Altı ay kadar önce "penguenler" diye adlandırılan orta öğrenim gençliğinin başlattığı "ücretsiz eğitim" protestoları kısa zamanda bütün ülkeyi etkisi altına alarak isyana dönüştü.
Öğrenciler sokak gösterileriyle başladılar mücadeleye. Bu eylemlere veliler, üniversite öğrencileri, öğretmenler, öğretim üyeleri ve işçilerin katılımıyla birlikte, boykotlara, açlık grevleri, işgaller, grevler ve sokak çatışmaları eklendi.

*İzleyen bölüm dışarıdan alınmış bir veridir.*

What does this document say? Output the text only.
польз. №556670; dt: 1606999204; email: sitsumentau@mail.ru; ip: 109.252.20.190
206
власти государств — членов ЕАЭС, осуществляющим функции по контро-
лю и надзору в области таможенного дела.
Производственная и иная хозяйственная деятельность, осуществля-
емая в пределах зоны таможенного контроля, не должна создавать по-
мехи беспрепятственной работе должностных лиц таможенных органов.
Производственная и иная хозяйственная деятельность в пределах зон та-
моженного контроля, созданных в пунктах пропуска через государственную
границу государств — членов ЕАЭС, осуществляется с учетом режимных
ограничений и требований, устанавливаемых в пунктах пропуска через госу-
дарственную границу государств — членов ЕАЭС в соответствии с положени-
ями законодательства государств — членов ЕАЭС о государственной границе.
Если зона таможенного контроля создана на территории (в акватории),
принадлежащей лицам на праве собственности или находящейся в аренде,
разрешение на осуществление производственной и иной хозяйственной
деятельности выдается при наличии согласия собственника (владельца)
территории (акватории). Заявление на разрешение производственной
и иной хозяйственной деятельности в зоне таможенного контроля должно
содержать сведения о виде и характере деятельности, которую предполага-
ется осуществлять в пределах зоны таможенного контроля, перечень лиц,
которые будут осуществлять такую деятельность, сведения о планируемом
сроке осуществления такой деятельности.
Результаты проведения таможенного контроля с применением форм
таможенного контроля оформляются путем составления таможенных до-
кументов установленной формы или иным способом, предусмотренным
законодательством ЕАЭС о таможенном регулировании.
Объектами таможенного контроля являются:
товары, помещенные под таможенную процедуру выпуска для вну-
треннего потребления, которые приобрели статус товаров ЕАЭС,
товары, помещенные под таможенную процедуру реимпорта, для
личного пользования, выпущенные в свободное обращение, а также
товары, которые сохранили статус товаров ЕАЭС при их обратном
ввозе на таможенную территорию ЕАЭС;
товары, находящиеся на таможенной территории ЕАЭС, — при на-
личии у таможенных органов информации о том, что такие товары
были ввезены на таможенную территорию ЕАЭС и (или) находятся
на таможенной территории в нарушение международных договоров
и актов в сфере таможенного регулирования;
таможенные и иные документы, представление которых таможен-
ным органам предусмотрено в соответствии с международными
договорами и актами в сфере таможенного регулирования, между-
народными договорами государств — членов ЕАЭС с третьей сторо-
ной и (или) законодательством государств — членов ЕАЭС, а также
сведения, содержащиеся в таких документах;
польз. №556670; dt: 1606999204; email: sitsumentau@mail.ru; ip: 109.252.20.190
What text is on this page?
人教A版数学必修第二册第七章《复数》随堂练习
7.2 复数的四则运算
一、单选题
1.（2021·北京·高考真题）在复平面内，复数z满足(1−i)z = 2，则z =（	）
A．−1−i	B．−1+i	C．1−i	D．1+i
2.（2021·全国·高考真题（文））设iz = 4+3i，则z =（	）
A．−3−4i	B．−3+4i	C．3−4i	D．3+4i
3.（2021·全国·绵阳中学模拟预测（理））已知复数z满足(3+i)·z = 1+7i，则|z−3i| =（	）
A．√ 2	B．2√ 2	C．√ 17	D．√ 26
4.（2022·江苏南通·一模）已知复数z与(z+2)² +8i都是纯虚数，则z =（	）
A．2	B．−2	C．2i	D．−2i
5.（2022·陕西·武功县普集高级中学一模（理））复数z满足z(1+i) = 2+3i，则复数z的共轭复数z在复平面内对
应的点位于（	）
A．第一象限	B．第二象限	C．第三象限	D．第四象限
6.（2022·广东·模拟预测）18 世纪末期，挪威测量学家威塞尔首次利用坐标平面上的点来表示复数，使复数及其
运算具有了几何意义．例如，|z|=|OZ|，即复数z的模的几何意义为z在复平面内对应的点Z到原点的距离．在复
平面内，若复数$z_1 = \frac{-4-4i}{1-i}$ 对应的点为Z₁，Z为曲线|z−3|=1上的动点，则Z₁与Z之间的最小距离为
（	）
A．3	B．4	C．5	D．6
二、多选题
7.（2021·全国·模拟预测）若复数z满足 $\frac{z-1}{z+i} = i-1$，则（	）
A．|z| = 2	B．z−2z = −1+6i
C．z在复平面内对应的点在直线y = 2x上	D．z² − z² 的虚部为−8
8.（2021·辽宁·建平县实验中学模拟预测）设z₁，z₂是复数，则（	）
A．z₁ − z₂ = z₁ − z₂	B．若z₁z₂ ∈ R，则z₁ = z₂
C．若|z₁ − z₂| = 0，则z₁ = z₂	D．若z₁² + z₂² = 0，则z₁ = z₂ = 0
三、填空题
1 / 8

Tutuklananlar, yaralananlar ve de polis kurşunuyla yaşamını kaybeden 14 yaşında bir kurbanları oldu: Manuel Gutierrez.
Sağcı iş adamı Sebastian Piñera'nın başkanlığıyla birlikte Şili toplumu Pinochet rejimi (1973-1990) sonrası ilk defa ciddi anlamda hareketlendi diyebiliriz. (Arada sadece yine "penguenler"in 2006'daki bir dizi eylemi, sonuçsuz kalsa da bu süreçte istisnadır.)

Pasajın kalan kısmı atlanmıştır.